Почему-то казалось, что вожделенная мною жизнь не прячется под прилавком супермаркета, в котором я отказалась работать. И в прокуренной проходной отцовского завода она никак не могла заваляться. Я грезила иным миром, где бы не было ставшей обыденностью лжи и пустоты, но находился тот, кто любил бы меня. Кого сама могла бы любить до умопомрачения, не боясь, что однажды этот человек окажется способным на предательство. Я бы жила для него, подарила бы все то, что стремилась взрастить в своей душе, умения, способности, все достижения посвятила бы ему. Нам. Нашим детям. Миру, который мы бы разделили друг с другом, даже если бы цена, заплаченная за такую жизнь, оказалась слишком высокой.
Но мои мечты никак не хотели сбываться. Без опыта и рекомендаций даже красный диплом не стал пропуском в мир, к которому я стремилась. На серьезную работу меня не брали, а краткосрочные проекты позволяли зарабатывать только на самое необходимое, всякий раз встречая неодобрительный взгляд родителей, по-прежнему считавших, что мне следует пойти по проторенной ими дорожке, а не пробиваться к непонятно для чего нужной самореализации.
На бирже труда, куда я устроилась спустя почти год безуспешных попыток найти постоянную работу, тоже не предлагали ничего стоящего.
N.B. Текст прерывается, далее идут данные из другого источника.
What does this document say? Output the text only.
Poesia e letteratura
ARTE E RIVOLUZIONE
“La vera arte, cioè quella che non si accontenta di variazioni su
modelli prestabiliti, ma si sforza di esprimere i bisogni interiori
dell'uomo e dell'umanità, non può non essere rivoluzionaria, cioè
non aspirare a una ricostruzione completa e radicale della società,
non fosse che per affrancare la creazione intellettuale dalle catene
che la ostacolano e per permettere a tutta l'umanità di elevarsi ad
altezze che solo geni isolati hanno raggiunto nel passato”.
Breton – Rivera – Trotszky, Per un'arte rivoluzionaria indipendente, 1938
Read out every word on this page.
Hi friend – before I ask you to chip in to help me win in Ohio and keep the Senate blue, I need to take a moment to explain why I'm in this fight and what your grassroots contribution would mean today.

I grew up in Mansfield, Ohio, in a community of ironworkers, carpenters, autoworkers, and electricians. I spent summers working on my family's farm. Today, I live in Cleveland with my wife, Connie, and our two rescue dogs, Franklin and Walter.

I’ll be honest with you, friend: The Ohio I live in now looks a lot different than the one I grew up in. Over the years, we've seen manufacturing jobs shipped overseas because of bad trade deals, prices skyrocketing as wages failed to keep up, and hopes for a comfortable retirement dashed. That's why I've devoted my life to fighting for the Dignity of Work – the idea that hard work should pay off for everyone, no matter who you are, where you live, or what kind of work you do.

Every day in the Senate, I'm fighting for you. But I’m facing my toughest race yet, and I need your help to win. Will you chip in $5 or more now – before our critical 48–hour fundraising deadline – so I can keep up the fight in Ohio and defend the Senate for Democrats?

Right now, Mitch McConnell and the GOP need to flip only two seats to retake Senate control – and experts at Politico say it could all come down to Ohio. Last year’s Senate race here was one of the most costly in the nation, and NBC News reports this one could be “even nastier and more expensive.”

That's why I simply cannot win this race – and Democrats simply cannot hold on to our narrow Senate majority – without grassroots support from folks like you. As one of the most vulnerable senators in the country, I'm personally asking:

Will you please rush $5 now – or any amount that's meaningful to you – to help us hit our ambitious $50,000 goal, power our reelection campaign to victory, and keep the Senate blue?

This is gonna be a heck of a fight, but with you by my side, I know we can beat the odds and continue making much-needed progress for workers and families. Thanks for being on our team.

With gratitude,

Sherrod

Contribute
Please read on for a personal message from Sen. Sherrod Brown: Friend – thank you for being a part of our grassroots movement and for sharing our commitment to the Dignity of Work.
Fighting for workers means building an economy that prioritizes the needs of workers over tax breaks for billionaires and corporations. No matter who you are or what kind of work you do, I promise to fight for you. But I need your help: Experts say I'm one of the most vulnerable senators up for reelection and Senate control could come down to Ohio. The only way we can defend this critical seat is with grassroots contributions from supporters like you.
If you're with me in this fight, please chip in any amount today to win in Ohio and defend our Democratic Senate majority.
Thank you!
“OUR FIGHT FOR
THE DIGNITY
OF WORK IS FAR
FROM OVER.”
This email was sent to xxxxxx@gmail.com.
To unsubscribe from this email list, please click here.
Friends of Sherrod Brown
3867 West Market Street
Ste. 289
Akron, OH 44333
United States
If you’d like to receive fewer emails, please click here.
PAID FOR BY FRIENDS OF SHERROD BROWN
Надменная, сухощавая женщина неопределенного возраста, занимающаяся распределением вакансий, с каждой новой встречей позволяла себе все больше снисходительной дерзости в мой адрес.
– Деточка, ты же должна понимать, что без опыта никому и даром не нужна, будь хоть семи пядей во лбу! Работа переводчика слишком престижна, чтобы брать на это место вчерашнюю школьницу, которая и подать-то себя толком не может.
Она откровенно намекала на несовершенства моей внешности, будто стараясь зацепить побольнее, указывая то на простоту прически, то на недостаточно модную одежду. На языке просто закипали слова в свою защиту, намерения поставить ее на место, но я слишком хорошо понимала, что тогда никаких вакантных предложений не видать. Хотя их и так не было… Все, что дама рекомендовала, выглядело не слишком завуалированной попыткой избавиться от моей настойчивости: заведомо бесперспективные варианты, используемые лишь для отвода глаз.
В тот день все повторилось по уже ставшей привычной схеме: мне выдали несколько адресов, где, скорее всего, переводчик не требовался вообще или был необходим один раз в полгода. Стало обидно почти до слез: ведь пришлось ехать на биржу через весь город после звонка о якобы перспективном варианте. Я уже приготовилась выплеснуть наконец-то накопившееся негодование, но меня опередили.
Дверь распахнулась, пропуская в кабинет человека, которого точно не остановила бы ни очередь в коридоре, ни занятость инспектора. Я никогда не уважала тех, кто не привык считаться с мнением других, но здесь было что-то иное: он имел право войти вот так: без стука и приглашения. Слишком хорошо знал, чего хочет. И ждать не собирался.
В тот момент мне даже стало жаль женщину, сидящую напротив: она как будто сложилась, стала меньше ростом, встречаясь взглядом с вошедшим. А его глаза почти осязаемо метали молнии, хотя прежде это выражение мне казалось лишь красивой метафорой. Но теперь воздух словно наэлектризовался от скопившегося напряжения.
– Тамара Сергеевна, это уже восьмой случай! Восьмой, понимаете?! За то Вы получаете деньги, если не выполняете свою работу?!
Я даже забыла, что сама собиралась с ней ругаться: такой виноватой и жалкой стала женщина.
– Филипп Аланович, но мы же хотели как лучше…
– Лучше? В таком случае объясните мне, что хорошего в том, что Вы регулярно направляете ко мне девиц, годящихся разве что для спальни?